Crazy time ^_^
Witam Wszystkich po przerwie!Miałam Was więcej nie opuszczać,ale niestety czasem działają na mnie siły wyższe.Przez nagłówek ''Crazy time'' chce upamiętnić swój szalony weekend,który spędziłam na robieniu wszystkiego.Przez słowa wszystkiego mam na myśli: pieczenie mufinków i babeczek,warsztaty z dekoratorstwa w cukierni ''Fajne Baby",urodziny przyjaciółki,wypad do kina, ''Cake party''... Długo można by wymieniać:) Moje dzisiejsze mufinki to babeczki z orzechami,colą i gorzką czekoladą.Na wstępie przyznaje się bez bicia,że po upieczeniu smak coli nie jest wyczuwalny.Może Wy macie przepis na babeczki z colą,w których czuć colę? Jak tak,to nie bądźcie złośliwi i podzielcie się:)
1.Składniki:
- 280 g mąki
- 3 łyżeczki proszku do pieczenia
- 1/2 łyżeczki cynamonu
- 60 g siekanych orzechów
- 1 jajko
- 150 g cukru
- 150 ml coli
- 100 ml maślanki/jogurtu naturalnego
- 50 g posiekanej gorzkiej czekolady.
- mąkę wymieszać z proszkiem do pieczenia,cynamonem i orzechami
- jajko rozbełtać i utrzeć na puszystą masę z cukrem oraz masłem
- dodać colę,maślankę i dobrze wymieszać
- dodać mąkę oraz siekaną czekoladę
- dobrze wymieszać na gładkie ciasto
- ciasto przełożyć do foremek
- piec w piekarniku nagrzanym do 180*C przez 20'
- upieczone mufinki odstawić na 5 minut,by ciasto odpoczęło.
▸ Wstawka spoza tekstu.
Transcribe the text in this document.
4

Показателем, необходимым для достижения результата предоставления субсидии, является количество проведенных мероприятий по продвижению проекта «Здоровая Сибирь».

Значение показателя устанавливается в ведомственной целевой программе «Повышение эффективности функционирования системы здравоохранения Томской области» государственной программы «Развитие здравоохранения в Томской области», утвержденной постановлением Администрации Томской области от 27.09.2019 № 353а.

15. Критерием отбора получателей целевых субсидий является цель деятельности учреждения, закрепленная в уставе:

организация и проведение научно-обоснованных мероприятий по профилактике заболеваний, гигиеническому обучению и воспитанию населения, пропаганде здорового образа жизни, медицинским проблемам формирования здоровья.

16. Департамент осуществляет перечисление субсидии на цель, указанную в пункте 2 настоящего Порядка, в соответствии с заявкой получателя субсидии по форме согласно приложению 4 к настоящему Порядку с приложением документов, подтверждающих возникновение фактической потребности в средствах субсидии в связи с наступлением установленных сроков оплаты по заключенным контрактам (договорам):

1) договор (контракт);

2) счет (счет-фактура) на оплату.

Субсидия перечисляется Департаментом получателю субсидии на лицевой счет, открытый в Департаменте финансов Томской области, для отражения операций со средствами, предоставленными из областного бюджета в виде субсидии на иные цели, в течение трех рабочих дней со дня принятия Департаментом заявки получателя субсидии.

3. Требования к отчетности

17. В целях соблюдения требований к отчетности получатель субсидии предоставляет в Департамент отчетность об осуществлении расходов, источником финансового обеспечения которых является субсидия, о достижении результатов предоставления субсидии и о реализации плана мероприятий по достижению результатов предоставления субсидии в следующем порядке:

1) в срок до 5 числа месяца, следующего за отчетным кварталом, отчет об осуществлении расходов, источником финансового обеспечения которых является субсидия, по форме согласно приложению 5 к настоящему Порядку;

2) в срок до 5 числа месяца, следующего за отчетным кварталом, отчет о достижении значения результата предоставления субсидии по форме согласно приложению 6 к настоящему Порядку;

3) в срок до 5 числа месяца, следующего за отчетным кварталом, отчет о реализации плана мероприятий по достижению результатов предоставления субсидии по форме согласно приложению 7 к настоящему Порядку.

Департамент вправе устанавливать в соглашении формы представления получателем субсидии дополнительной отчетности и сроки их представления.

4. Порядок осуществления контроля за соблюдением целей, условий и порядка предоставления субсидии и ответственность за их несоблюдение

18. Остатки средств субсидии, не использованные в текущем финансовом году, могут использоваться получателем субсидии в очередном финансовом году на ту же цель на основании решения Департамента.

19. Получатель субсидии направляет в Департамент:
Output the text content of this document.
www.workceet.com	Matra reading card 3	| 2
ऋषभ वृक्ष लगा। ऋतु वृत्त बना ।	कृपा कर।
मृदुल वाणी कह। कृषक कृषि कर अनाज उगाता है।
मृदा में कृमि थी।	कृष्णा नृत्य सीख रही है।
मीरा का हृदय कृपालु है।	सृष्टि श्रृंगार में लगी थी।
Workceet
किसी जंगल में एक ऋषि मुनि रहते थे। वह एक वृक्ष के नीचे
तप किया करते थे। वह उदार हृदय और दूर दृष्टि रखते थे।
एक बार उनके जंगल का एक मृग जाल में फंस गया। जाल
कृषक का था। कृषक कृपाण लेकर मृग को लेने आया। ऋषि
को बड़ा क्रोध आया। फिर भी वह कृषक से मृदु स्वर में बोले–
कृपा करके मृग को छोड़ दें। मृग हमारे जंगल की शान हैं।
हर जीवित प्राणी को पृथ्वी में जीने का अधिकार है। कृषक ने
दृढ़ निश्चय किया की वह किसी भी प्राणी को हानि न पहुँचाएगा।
Akcja z warsztatami:po 5 dniach oczekiwania na e-mail z potwierdzeniem dowiaduje się,że mogę brać w nich udział 30 minut przed rozpoczęciem.Nie mając pojęcia ruszam na nie,po czym biegam przez 15 minut po Gdańsku Głównym szukając odpowiedniej ulicy.co najlepsze:każdy kierował mnie w innym kierunku.Spóźniona 4 minuty na zajęcia szczęśliwie trafiam :D
Ma różowe coś nie patrzcie,bo to tylko odratowanie małego eksperymentu. Ostatnio mam problemy z kremem więc jeśli macie dobry przepis na krem to ja chętnie go wypróbuję;) A ten brązowy krem to krem czekoladowy,na który dałam już przepis.Na dziś to koniec.